Talent is a firm’s most important asset
…Blah…blah…blah
Numbers don’t get results, people do
…Blah…blah…blah
Talent Management is not HR’s job, it’s the job of everyone
…Blah…blah… blah
Question: How many times have you heard these statements and ones that are similar?
Answer: Too many!
The truth for many companies today is that their organizations put tremendous effort into attracting employees to their company, but spend little time on developing, retaining and identifying high potential talent. Why is this?
From our perspective it’s because most organizations do not look at talent from a business perspective. Here’s what we mean – To manage the business of talent you need to embrace these two principles:
Principle # 1: Some positions are more critical than others to the success of your business
Principle # 2: Some people are more critical to this success
Let’s take a practical look at each of these principles.
Principle # 1: Some positions are more critical than others to the success of your business
This Principle is key. You must embrace it. If you don’t, our experience is that you won’t be successful in aligning your talent actions to achieve your business results. It’s that direct!
To determine which roles are most critical in the organization, consider both the role’s importance to your business objectives, and how easy it is to replace talent in this role. By considering both, you will be able to determine the highest risk positions.
Here’s how to make this happen in two steps:
- Step One: For each role, determine its importance to the organization
- Step Two: Determine the ease of replaceability
See the Diagram below and answer each of the key questions given to help you determine each role’s “Importance” and “Replaceability” for your organization.
Now that you have defined which of your roles is critical to achieving your business plan, you need to set about reducing the risk to your business success. Here is how you do this:
Reduce your risk in the following seven ways:
- Develop a clear understanding of the role by defining its competencies. Creating a leadership competency model aligned to the organization’s strategic plan is a practical thing to do.
- Use competency-based assessment tools, like those rd&partners provides, to select and develop high potential talent.
- Make promotion decisions carefully, based on competencies that have been validated for leadership success.
- Provide executive coaching to people in these roles to help them become top performers. Coaching is about taking leaders from being good to being great.
- Make a strong effort to retain current people – but only if they are performing well.
- Develop succession plans for critical roles.
- Train/develop others to succeed in this role.
Principle # 2: Some people are more critical to this success
Just like the first Principle, this Principle is equally important to the success of managing your high potential talent. You must embrace it with both arms, for the cost of losing a top performer in a critical role can be much greater than losing other people. Clearly, as a leader you must pay attention to, and invest in, retaining top performers who are critical to your business success. Bottom line: You must accept personal responsibility for their retention.

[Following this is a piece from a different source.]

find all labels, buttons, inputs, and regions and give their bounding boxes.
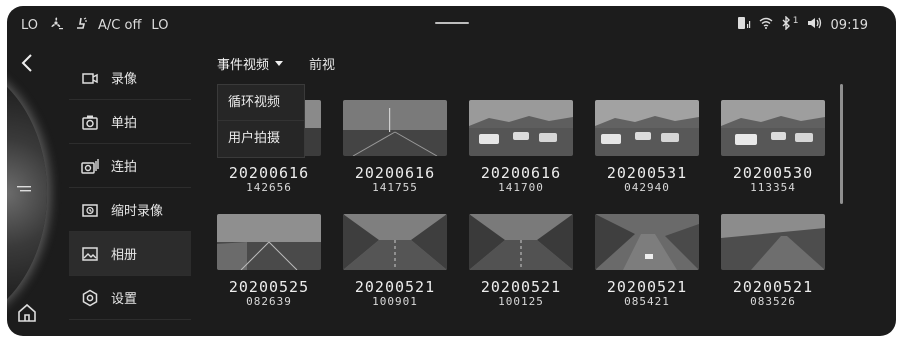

Here are some things to know and some things to do in practical terms:
- One of the strongest retention mechanisms is the quality of relationship between a person and their immediate boss.
– People don’t quit a company, they quit their boss.
– Managers must know their key people well enough that they are comfortable approaching their manager with ideas, concerns and issues. - Make their work challenging and meaningful. Ask them, as key people usually have a point of view on this.
- Get feedback to learn from your key employees.
– Ask key employees for feedback on how they can be more effective in their roles, or what would make them more satisfied. Here there will be things you can do, things you can’t do now, and things that you may never be able to do. The key is to communicate which one it is. Key people want to know! - Treat employees as if they were your best customer.
Clearly, in order to successfully manage the business of talent, you can now see how important identifying high potential talent is, how that talent is both role- and person-specific, and that it should not be limited to only the top tier positions in the organization. Following our practical suggestions as outlined can have significant bottom-line impact. For example, well-treated employees treat the customer better, and happy customers pay their invoices faster. This leads to better account receivables (aka improved cash flow) – the real engine of all businesses. Achieving this outcome should be reason enough for you to start “managing the business of talent!”